Сестра оттесняет меня от тазика для умывания, хотя долго плескаться я ей не дам — зову помочь с корсетом. Мокрыми пальцами она наспех затягивает шнуровку, после чего бежит к зеркалу красоваться.
Ей и впрямь есть на что посмотреть.
Когда мы толкаемся, желая урвать кусок узенького каютного зеркала, я в который раз замечаю, как же хороша моя сестра. И какой дурнушкой я смотрюсь на ее фоне. Но к такому положению вещей я давно привыкла. Даже считаю это высшей справедливостью, своего рода компенсацией за все те невзгоды, которые пришлось пережить Ди. К тому же мне не нравится, когда на меня смотрят слишком уж пристально. Я даже платья стараюсь такие подбирать, чтобы взгляду не за что было уцепиться. Темные, кофейных тонов или цвета корицы. Лучше я буду похожа на куколку бабочки, чем на саму бабочку. А Дезире льстит мужское внимание.
Если поставить нас рядышком, сразу станет понятно, что мы сестры и что мы обе Фариваль. Глаза у нас одинаковой миндалевидной формы, с такими густыми ресницами, что кажется, будто они растут в два ряда. Лица — изящные овалы, но в очертаниях покатых скул и особенно в пухлых губах угадывается примесь негритянских кровей. Хотя поскреби любого креола, и результат окажется точно таким же. Чистой, не разбавленной французской кровью мало кто может похвастаться.
Зато волосы у нас настоящие креольские, иссиня-черные, блестящие, мягкими волнами ниспадающие на плечи. Я предпочитаю собирать их в тяжелый узел на затылке и прятать под старомодную сетку. То ли дело Дезире. В обычное время на голове у нее творится нечто невообразимое — свернувшиеся змеями косы, из-под них кокетливо выглядывают локоны, а лоб обрамлен маленькими завитками. Но сегодня я уговариваю сестру на прическу попроще. Кто его знает, каких взглядов придерживается Иветт. Вдруг Англия превратила ее в пуританку?
Глаза, волосы да форма лица — этим наше сходство исчерпывается. Порой мне кажется, что Господь создал меня как черновой набросок для шедевра, каким является Дезире. Посмотрел Он на дело рук Своих и увидел, что оно не так уж хорошо. Там убрать пару черточек, тут кое-что добавить, там вытянуть, тут округлить, впрыснуть красок поярче — и вот, совсем другое дело! Не стыдно людям показать.

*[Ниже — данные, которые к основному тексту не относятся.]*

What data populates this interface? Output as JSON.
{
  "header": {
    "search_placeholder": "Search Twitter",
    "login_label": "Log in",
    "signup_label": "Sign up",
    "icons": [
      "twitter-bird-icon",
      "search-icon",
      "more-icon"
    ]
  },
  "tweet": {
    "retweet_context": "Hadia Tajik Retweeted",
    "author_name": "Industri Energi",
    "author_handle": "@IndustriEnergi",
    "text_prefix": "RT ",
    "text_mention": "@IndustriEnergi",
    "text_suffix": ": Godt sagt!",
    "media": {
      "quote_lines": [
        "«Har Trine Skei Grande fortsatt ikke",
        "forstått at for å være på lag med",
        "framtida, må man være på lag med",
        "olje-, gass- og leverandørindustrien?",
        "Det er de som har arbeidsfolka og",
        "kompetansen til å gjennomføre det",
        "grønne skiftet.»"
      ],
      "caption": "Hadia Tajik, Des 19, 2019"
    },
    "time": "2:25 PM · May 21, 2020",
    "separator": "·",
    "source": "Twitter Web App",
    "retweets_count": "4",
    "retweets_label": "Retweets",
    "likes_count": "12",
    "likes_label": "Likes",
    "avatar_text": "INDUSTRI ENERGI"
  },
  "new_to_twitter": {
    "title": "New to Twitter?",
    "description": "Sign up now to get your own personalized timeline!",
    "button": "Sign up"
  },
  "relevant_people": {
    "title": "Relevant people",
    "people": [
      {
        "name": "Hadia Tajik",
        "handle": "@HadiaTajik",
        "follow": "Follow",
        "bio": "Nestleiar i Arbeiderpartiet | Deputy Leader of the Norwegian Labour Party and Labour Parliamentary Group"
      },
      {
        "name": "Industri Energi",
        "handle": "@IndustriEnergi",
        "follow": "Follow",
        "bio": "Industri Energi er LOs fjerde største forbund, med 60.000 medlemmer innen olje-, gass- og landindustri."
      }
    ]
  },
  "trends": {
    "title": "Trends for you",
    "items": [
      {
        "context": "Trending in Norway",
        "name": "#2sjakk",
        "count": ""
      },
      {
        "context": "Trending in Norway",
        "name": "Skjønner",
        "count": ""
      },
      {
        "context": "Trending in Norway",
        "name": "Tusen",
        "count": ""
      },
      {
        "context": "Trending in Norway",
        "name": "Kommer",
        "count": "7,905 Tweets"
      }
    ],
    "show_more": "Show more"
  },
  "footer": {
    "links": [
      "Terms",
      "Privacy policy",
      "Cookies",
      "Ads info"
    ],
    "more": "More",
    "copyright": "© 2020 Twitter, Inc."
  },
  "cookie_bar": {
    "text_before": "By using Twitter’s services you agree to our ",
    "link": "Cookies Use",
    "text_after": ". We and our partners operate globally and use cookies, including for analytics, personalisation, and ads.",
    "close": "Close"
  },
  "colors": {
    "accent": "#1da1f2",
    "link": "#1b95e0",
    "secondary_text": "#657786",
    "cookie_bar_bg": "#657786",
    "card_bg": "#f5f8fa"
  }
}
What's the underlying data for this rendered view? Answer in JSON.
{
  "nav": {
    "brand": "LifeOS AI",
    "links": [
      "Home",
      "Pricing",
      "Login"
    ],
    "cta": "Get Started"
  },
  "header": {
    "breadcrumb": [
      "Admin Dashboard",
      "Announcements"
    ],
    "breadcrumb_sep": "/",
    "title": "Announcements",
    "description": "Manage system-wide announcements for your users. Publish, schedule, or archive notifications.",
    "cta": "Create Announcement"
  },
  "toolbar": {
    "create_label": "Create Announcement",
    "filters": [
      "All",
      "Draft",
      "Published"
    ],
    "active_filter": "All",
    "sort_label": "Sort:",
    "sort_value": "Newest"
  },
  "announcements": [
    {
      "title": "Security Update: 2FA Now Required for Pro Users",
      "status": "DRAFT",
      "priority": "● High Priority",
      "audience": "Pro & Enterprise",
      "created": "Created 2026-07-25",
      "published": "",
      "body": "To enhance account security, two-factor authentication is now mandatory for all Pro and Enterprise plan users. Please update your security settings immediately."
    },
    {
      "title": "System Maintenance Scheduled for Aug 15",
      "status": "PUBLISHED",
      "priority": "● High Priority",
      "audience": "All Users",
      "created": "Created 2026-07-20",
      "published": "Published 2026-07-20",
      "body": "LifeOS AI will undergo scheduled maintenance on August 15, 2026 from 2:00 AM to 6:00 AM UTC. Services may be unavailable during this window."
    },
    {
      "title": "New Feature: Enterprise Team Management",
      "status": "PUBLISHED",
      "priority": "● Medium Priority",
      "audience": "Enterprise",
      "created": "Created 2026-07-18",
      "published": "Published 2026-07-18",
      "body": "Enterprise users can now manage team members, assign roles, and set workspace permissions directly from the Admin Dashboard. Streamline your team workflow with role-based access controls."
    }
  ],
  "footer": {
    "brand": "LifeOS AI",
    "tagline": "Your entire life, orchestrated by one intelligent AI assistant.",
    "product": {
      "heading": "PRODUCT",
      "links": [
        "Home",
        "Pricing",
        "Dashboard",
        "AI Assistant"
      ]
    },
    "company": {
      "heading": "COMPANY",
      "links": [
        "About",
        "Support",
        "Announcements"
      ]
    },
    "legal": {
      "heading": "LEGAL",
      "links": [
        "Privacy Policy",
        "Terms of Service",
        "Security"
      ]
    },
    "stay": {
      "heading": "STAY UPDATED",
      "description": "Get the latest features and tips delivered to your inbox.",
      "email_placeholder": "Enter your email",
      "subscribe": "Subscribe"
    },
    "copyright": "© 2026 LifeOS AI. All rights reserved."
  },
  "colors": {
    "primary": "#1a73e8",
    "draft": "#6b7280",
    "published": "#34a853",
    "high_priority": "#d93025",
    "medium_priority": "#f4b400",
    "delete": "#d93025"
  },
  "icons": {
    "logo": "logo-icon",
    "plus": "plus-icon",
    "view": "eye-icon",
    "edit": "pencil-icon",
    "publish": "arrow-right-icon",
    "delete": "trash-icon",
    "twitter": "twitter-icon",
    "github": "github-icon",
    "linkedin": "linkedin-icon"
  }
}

Начать с того, что Ди миниатюрна и стройна, как статуэтка, и рядом с ней любой конторский служащий покажется цирковым силачом. А я выше ее на полголовы. Настоящая дылда, но тут уж ничего поделать не могу. Не властна я и над своими крупными кистями рук, вздернутым носом или невнятным подбородком, который кажется еще меньше, когда я втягиваю голову в плечи.
У Ди, напротив, ручки так изящны, словно за всю жизнь она утруждала их только игрой на пианино, а не ощипыванием кур или прополкой огорода. И глаза не карие, как у меня, а мшисто-зеленые с коричневыми точками, которые при ярком свете вспыхивают золотом. Брови тоньше моих, а губы чуть полнее и ярче. Под правым уголком рта — родинка. Она похожа на крошку шоколадного торта, прилипшую к подбородку. Мужчинам так и хочется смахнуть ее пальцем.
Но самое главное — кожа. Основной тон нашей кожи — кофейный, но для меня Господь пожадничал на молоко, а Дезире, наоборот, молока перелил. Сестра уродилась светлее, и это сразу бросается в глаза. Дня не проходило, чтобы моя мать, мадам Селестина Фариваль, не пыталась уязвить меня этим обстоятельством.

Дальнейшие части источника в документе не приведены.